Psychometric tests....

80% of the recruiting that I do is agency side - that is, for marketing, advertising and digital agencies.  The remaining 20% is client-side.  The key difference between the two is HR departments.  HR people do tend to live up to their stereotypes and they also tend to love psychometric tests.  I can think of one agency who I work with who once tried them....and then ditched it as a costly and time wasting exercise.

And I'm afraid, that's my opinion of them too.  I've recently had a run of client-side marketing roles and they have all had some element of psychometric testing.  I'm a strong believer that a quality candidate/potential employee will have a quality CV.  A decent employer will have a robust interview process, ideally a minimum of 2 interviews where the first is an assessment of 'fit' for the business - culture, personality and chemistry.  The second interview should be a response to a brief of some kind or at the very least something to assess the skills of the individual relative to the requirements of the role. 

Most interviewers will know within the first 10 minutes if an interviewee is right for the role. And it's right that the process continues to a full and thorough assessment of an individual's skills - I get a bit twitchy when an offer is made after one meeting only.  However, I'm pretty sure that after this process, it's sufficient to know if you've found the person you want to hire.  After an offer is made, references should be checked and that, in my opinion, is enough.

In theory, I understand the value of a psychometric test.  Yes, it gives an overall view of the skills of the individual and can raise any red flags that you might need to be aware of - for example, how someone responds under pressure, what their management style is or how they use their persuasion skills.  I asked one of my client-side contacts, what value they gave to the tests and their response was that it's only useful in interviews to give you some basis for questions.

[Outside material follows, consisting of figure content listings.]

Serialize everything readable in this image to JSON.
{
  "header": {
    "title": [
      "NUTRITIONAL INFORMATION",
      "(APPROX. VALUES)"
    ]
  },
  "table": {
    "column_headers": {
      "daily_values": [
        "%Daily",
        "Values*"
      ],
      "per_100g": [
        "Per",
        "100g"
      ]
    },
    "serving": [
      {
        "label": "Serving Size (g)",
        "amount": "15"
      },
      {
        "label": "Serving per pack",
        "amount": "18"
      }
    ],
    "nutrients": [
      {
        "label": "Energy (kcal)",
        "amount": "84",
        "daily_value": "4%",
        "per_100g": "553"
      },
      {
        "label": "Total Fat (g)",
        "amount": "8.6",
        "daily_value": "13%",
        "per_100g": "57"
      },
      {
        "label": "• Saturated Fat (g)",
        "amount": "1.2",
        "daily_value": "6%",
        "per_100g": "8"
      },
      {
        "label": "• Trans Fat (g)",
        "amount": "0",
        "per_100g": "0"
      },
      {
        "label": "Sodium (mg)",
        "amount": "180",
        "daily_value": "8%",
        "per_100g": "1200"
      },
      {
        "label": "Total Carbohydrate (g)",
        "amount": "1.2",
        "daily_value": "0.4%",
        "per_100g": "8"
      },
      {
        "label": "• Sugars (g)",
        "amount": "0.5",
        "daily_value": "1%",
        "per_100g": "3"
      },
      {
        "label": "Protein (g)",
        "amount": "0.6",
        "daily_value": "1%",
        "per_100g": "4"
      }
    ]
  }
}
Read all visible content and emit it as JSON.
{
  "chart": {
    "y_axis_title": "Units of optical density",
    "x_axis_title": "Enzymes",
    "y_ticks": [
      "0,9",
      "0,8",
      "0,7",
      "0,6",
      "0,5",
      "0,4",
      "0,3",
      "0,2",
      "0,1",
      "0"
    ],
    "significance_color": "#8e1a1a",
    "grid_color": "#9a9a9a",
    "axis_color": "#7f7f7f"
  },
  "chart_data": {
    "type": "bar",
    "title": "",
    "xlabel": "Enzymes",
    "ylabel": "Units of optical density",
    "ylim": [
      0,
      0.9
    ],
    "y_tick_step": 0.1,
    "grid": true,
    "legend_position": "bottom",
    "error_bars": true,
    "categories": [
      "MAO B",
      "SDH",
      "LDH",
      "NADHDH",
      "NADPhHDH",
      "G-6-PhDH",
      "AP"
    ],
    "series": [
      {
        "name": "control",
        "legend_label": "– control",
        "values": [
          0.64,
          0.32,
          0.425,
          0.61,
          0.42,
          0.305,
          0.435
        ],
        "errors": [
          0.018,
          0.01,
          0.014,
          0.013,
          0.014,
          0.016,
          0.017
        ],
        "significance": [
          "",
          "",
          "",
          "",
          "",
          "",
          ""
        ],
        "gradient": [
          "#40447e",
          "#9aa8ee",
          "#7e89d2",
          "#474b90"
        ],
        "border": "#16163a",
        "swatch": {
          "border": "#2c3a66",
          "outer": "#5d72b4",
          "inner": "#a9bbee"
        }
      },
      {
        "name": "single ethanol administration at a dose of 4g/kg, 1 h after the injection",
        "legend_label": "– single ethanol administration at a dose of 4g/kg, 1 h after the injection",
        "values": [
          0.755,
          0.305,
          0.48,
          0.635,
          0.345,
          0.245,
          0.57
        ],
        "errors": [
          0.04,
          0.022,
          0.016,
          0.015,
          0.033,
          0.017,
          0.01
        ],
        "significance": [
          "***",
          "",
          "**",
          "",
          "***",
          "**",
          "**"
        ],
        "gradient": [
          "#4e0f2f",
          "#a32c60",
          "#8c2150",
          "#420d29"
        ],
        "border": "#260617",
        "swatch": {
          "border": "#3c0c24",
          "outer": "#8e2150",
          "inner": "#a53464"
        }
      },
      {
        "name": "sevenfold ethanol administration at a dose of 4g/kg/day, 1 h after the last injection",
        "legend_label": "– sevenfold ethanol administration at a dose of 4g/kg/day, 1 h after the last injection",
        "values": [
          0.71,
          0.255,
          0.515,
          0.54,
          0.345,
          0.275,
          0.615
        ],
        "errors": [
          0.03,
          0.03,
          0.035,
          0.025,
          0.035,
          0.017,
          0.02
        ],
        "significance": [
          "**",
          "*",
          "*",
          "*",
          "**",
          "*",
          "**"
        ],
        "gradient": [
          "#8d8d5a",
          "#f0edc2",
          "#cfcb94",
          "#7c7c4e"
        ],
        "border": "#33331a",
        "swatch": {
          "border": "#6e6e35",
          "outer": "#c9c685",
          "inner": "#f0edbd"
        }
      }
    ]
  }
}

However, they also said that each test took £200 out of an already small budget and frankly, they would have been asking those questions regardless of the prompts.  This client also highlighted an incident where they were re-hiring an individual who had worked with the business for 18 months previously and they had to go through the same testing procedure - a bit of a waste of money, what was the test going to tell them that they didn't already know and why would they want to re-hire if that person was no good?  The upshot was that it was something to keep HR departments busy....I don't want to piss anyone off here so I'll just leave that one there.

In a recent example, the additional tests required 2 hours of the interviewees time - that's quite a commitment on top of the 3 interviews they'd already had - and made it quite difficult to reject the candidates who didn't get the job....

I know I would say this, I'm a recruiter...however, when I take a brief, I only supply a small number of CVs for people who are qualified to do the job - and interested in it.  We have a solid interview process to ensure that the client could in fact select any of the individuals based on their actual skills - and then it's down to the client to identify who 'suits' them best - we're back to the best 'fit' - something that is unique to each and every business.  Recruitment is expensive, but the advantage of using a good recruiter is that they save you time, valuable time that you can spend doing your proper job.   Most recruiters offer a rebate period post start date where there is some return on spend if the individual turns out to be less than they hoped.  However, in my experience, rebates are extremely rare -  although that could be due to my excellent recruitment skills!  I also have a very sound radar for when I think a client is not 100% committed to an individual and if asked for an extended rebate period, I will walk away. It shrieks that they are looking to 'test' out someone, safe in the knowledge they'll get their money back.  That's not fair to the individual or the recruiter.

I once worked for a recruitment agency who 'sold' psychometric testing as part of their package for clients....ridiculous.  And recruitment is so much more pleasant when you are not trying to sell useless extras or squeeze more money out of them.  Clients ultimately appreciate you finding people who a) have the right skills to do the job and b) who fit the profile of their business - there is somewhere for everyone....and I'm afraid I don't believe that psychometric tests are going to help with that*.

*I'll put a disclaimer here!  That my experience is solely within recruitment for advertising, marketing and digital sectors, perhaps psychometric tests are useful for say, recruitment of pilots....but again, I doubt it.